Oh, very much towards the wind side, because by the time we reached sort of Christmas,
and of course the deal was finally done on Christmas Eve, we had a binary choice,
which was between deal and no deal.
No deal would have been significantly more disruptive, significantly more costly.
And I think, as importantly, a no deal outcome would have set the UK and its European partners
at loggerheads, as each side blamed the other for the collapse of the talks.
And that would have gone in the way of cooperation on security, on climate, on all kinds of things
for weeks, if not months. So compared to that outcome, a deal is a win. From the American
perspective, Britain's role as a global leader has been crucial. I mean, the UK has a permanent
seat on the UN Security Council. It's a powerful force in NATO. How do you see that changing after this
Brexit deal? I mean, what I'd say is the one bit you miss there is that the UK has also been useful
to the US as a friend inside the European Union. That is to say, an Atlanticist, liberal, free
trading state that could shape EU decisions and make the case for Atlanticism and free trade at
the heart of the European Union. I think the US will miss that. I suspect the UK will make efforts to be an even more activist
foreign policy player, because the government is keen to ram home that message. We might have
turned our back on European Union membership, but we haven't turned our back on the world
or on our responsibilities as a key defender of the liberal international order.
I'm curious, as a person who has devoted your professional life to following this saga over the years,
can you just tell us how you personally feel now that this deal has finally happened?
I found every step of the journey very, very interesting
because so many weird and wonderful things have happened in British politics.
Wonderful, broadly defined.
From the perspective of a political scientist,
you could not hope to live through a more interesting time to study the politics of
your country. The other thing for me that is fascinating, though, is that for many people
who supported Brexit, leaving the European Union wasn't an end in itself. It was a means to an end.

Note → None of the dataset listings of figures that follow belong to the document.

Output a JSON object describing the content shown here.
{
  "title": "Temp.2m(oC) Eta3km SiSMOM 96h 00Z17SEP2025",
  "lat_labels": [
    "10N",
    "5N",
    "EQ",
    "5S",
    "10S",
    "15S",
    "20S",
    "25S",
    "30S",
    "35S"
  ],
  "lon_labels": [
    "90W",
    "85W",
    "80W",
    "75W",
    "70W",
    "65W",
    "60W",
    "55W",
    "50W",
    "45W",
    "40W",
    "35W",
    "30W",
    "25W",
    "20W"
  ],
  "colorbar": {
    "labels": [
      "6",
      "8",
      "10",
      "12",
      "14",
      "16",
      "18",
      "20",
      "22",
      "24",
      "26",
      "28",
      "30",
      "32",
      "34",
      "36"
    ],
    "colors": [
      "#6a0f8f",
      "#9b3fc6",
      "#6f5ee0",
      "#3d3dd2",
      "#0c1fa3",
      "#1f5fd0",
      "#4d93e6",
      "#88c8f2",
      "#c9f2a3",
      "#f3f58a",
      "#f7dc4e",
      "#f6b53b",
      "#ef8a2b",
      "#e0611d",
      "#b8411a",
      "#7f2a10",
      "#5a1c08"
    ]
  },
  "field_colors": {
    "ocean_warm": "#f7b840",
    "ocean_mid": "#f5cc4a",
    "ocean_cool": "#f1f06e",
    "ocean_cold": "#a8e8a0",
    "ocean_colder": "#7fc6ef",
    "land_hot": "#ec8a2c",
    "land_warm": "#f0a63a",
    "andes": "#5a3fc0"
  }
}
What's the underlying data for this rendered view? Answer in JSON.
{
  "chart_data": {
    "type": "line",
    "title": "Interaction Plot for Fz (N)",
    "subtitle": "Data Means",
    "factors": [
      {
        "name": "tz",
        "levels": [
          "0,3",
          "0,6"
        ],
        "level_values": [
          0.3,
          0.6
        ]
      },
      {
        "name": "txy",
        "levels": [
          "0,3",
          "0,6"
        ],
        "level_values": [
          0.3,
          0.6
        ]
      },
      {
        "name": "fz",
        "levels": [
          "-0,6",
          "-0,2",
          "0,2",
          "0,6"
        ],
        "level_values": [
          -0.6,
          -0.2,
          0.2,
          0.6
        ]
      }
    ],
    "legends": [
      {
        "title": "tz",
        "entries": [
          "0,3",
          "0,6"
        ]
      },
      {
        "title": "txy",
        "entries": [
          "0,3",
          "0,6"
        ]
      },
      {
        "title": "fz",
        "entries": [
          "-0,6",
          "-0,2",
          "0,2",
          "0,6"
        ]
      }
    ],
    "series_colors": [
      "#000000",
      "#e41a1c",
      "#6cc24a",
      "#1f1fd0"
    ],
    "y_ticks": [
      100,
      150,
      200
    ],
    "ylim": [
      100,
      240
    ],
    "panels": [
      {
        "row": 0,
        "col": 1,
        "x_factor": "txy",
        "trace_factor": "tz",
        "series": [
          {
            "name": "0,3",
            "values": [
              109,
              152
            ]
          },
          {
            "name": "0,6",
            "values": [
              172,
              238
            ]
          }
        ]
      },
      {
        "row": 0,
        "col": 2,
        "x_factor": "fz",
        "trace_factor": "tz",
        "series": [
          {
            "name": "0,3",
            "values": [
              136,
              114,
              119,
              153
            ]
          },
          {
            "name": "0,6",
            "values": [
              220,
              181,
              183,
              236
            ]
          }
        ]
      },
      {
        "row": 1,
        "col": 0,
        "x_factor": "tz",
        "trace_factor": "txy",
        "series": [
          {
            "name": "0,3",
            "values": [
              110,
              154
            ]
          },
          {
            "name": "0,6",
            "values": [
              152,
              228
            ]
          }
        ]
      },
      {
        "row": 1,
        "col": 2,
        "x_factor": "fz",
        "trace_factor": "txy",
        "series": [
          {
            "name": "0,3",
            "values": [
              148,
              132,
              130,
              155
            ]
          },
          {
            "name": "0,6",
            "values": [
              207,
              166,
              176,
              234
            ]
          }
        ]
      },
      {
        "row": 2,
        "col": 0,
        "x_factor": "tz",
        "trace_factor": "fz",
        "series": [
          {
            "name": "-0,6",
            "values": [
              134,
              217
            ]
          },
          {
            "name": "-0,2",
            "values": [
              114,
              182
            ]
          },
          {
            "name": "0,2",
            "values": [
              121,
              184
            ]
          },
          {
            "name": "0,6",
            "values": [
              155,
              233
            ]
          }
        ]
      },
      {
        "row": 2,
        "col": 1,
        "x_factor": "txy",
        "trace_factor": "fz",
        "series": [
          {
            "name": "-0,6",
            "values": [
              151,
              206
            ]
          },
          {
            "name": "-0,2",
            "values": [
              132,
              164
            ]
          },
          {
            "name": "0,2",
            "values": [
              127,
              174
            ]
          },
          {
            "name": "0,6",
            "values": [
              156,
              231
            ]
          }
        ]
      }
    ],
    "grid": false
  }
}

That is to say, if we leave the European Union, then we can dot, dot, dot, you fill in that blank
as you want, become a more activist international player, deregulate in a way the European Union would never let us. So actually,
the real test of Brexit in many ways is yet to come, which is now you've got that freedom.
What the hell are you going to do with it? And how are you going to make people's lives better
because of it, despite the fact that you're in charge of an economy that is growing less fast than
it would have done had we not left in the first place.
Anand Menon, he is the director of the think tank UK in a Changing Europe.
You're listening to Consider This from NPR. I'm Ari Shapiro.